Dublin office leasing activity continued to rebound in Q3 2024, with take-up totalling nearly 600,000 sq ft (55,750 sq m), according to CBRE. Notably, they say, take-up in the first three quarters of 2024 has already surpassed that of the full year in 2023.
A further 917,100 sq ft (85,200 sq m) of Dublin office stock is ‘reserved’ and CBRE Ireland is now forecasting that total take-up for the year will exceed 2 million sq ft (185,000 sq m) in 2024, a hugely positive outturn given ongoing questions regarding the potential impact of increased hybrid working on the long-term demand for office space. The 10-year annual average for take-up in the Dublin market is approximately 2.6 million sq ft (240,000 sq m).
The largest deal of the quarter was at Wilton Park, where ‘Big Four’ accounting firm EY agreed a lease assignment from LinkedIn at IPUT’s Two and Three Wilton Park in Dublin 2. It is hugely encouraging to see the continued take-up of ‘grey space’ in the city and Wilton Park will now enjoy an impressive tenant mix of Linkedin, Stripe and EY.
Professional services and financial occupiers continue to actively pursue modern, sustainable office space in Dublin.
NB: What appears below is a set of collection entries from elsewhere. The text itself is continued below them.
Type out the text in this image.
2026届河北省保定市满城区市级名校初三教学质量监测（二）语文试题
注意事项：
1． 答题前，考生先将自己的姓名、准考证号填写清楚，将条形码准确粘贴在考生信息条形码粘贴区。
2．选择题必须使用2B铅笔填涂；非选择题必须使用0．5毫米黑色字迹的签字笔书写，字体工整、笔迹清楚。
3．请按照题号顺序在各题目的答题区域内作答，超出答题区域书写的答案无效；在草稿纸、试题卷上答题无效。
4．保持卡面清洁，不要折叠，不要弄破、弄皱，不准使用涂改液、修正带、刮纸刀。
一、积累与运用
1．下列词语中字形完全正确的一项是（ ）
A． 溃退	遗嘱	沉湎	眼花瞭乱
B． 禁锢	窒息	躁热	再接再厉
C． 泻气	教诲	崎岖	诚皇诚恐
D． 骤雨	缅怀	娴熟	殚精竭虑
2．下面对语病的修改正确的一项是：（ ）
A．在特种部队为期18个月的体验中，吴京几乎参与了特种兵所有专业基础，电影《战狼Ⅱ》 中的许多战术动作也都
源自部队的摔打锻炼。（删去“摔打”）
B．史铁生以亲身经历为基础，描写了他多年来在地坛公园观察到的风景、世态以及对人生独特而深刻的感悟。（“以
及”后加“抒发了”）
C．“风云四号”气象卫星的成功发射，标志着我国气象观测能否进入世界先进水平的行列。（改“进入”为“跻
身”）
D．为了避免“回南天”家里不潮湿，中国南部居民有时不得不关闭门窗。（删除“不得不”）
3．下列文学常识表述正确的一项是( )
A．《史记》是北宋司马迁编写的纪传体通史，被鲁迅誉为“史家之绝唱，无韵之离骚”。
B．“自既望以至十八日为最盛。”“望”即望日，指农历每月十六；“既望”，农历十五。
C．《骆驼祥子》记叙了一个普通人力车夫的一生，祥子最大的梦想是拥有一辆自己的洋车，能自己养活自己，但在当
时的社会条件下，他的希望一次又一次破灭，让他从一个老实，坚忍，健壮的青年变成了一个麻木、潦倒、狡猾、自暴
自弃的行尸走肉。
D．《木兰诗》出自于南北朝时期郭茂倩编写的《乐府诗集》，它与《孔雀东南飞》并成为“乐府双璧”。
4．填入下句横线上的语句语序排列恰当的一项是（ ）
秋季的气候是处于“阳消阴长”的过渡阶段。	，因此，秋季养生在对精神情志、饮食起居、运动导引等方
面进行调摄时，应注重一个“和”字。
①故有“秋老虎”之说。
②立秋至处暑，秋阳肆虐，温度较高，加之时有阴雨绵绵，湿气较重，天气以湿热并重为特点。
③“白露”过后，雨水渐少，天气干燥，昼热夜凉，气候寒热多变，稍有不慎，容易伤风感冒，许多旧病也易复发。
Other notable deals this quarter included KKR taking additional space at the Cadenza building on Earlsfort Terrace, now occupying 59,000 sq ft (5,480 sq m) in total. While law firm Addleshaw Goddard also signed for 25,000 sq ft (2,200 sq m) at Amundi Real Estate’s Fitzwilliam 28 building in Dublin 2.
The news that technology group Workday has reached an agreement to occupy over 400,000 sq ft at Marlet’s new College Square development off Tara Street in Dublin 2 also provided a huge boost to Dublin office sentiment in Q3. This transaction will also provide a significant boost to take-up numbers subject to the completion of the deal over the coming months. While the Dublin office vacancy rate remains high, the news of this large letting, along with the completion of leasing deals at Wilton Park and the acquisition of the Seamark Building at Elmpark by the HSE earlier in the year, is shrinking the amount of available large-scale, A-rated buildings in the city.
Alan Moran, Head of Office Investor Leasing at CBRE Ireland, commented, “While the market continues to face certain challenges, sentiment in the Dublin market has improved significantly as a result of a number of positive news stories around large-scale lettings of prime, sustainable offices, such as Stripe and EY signing for space at IPUT’s Wilton Park, and the announcement that Workday has chosen Marlet’s College Square development for their new European headquarters. Deal flow and demand are trending positively, and the full-year numbers for take-up in Dublin will reflect this.”